All along she feels like filth garbed in silk. She cowers still to venture outside the yard. That on her suburban paradise filled with tears of an elliptical waltz of players torn by its imminent demise oftentimes a veritable sanctuary for salacious miscreants they fear to loathe she dares to squeal seems enough to make her freeze. But she says she no longer cares to be labelled a freak.

 

To leap and not crawl is fraught with risks, more so as she seems all alone, caught in a losing coalition she imagines even when real, horrified by the game they play to make her feel ashamed. Yet, she seems bent on flying away, to wherever she says makes her feel whole again, a journey of discovery that seems critical to the continuity of her very being, wrought from oblivion by her sheer will to live, and be happy again.

 

Her mother cautions that the world is still. She says hers was dead. They argue over what it means to be real, both eventually on par as to where to begin, even if where it heads remain unknown, even to the one whose life has been almost the same, if not in fact worse she says when all seemed confined to darkness.

 

She says she has reached the race track, that it is no longer in her hands. What with the road ahead mangled to tear apart an ailing soul would armour mean to win the race of life when nothing else seems to inspire anyone to blow the whistle to start the race the code of silence to which they swore riddled with pain she is wont to lament she admits. As long as she wins the duel she says her overall victory simply lies in wait.   

 

Aprons and spiked heels are gone she says, never mind that they say tin hats hardly look dandy on gentler kindred. Not one to be the tentative rookie, she harries to save the cookie, to make her point about the kitchen, and stamp once and for all the seal of authenticity her new self bestows. She insists she has to abhor the myths to roam free in a world that shackles the soul.

 

The countdown then starts. Her mother seems perplexed, yet is supportive, her friends too, although some admit to being too timid to bear to lose. She tells them being you is never losing again.
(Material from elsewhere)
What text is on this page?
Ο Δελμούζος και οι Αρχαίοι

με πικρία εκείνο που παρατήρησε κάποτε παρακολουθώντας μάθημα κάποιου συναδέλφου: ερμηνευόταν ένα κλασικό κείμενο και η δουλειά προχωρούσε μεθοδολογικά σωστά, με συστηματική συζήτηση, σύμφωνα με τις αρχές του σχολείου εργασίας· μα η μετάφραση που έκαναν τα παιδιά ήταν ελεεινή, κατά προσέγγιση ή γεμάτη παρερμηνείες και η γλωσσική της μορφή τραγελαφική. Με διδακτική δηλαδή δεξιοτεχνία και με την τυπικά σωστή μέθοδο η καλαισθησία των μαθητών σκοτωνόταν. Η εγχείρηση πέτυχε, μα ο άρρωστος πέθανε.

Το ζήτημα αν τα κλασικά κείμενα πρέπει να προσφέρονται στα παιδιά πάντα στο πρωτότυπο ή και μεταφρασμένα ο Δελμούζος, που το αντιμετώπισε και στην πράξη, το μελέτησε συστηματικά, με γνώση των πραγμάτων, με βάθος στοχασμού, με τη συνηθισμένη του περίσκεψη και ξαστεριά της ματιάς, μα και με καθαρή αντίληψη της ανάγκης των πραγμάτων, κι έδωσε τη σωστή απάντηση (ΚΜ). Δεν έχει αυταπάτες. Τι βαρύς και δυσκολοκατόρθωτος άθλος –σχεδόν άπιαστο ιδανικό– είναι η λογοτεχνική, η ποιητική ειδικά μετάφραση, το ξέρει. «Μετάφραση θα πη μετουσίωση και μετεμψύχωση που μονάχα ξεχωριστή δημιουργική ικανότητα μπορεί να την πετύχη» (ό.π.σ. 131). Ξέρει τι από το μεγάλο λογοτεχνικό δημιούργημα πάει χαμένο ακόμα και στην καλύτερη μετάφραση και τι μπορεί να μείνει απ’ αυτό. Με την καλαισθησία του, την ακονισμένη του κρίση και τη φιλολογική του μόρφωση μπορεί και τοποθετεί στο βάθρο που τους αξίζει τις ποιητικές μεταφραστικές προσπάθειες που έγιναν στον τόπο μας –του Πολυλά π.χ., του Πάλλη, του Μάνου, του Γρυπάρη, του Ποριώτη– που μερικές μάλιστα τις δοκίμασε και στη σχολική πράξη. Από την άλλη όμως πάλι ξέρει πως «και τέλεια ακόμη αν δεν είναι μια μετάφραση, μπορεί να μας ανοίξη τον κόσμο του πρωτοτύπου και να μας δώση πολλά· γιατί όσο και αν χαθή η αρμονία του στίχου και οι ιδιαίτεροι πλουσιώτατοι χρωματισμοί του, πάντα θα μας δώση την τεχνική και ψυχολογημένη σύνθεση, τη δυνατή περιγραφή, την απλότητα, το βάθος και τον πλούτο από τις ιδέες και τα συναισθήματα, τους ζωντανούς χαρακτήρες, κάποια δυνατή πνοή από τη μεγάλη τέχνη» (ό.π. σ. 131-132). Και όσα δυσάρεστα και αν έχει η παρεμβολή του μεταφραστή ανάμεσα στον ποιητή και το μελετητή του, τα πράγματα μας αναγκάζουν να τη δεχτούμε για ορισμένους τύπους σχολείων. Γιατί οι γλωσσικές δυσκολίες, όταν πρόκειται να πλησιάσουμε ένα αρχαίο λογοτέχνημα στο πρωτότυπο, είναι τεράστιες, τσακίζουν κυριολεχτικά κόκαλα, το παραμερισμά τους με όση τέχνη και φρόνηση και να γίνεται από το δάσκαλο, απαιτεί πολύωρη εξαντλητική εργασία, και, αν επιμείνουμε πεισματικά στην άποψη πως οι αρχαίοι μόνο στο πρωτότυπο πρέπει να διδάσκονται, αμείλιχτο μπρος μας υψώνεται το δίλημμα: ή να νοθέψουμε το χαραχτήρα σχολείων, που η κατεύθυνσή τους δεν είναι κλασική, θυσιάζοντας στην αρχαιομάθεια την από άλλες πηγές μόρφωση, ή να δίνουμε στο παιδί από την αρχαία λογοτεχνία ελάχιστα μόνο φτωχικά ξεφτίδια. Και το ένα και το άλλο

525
Known for her tenacity, it must be clear to all that she would fight to win, no matter how long it takes, once she sets her mind to it.

 

She says she realizes the need to wager in turmoil is why she wants the change, and that she is ready to prove that she also deserves a pay, with an emphasis on equitable pay. She tells her friends that like her they should no longer be content to brood over the laundry list, and to wash diapers and dishes and to nod off the moment they sit to rest for the day.

 

She says she would not feel guilty about every salmon being canned now or about the tin man doing her chores. She no longer wants to have to kill time watching soaps, or be rushed into bed to heal someone’s ego battered by predatory competitors outside home. She says she just wants to be at peace, happy, and free.

 

When she starts again, she says it must be on the level, each partner a protagonist of the other, soul mates and not bed mates, committed to an empathetic fullness of grace that ensures the challenges they would inevitably face become history to relish as they were outposts to conquer and to a transcendence of love that is the wellspring of the wisdom that reveals the realness of the person, the meaning of life, a consciousness she says is not too much to bow low to achieve.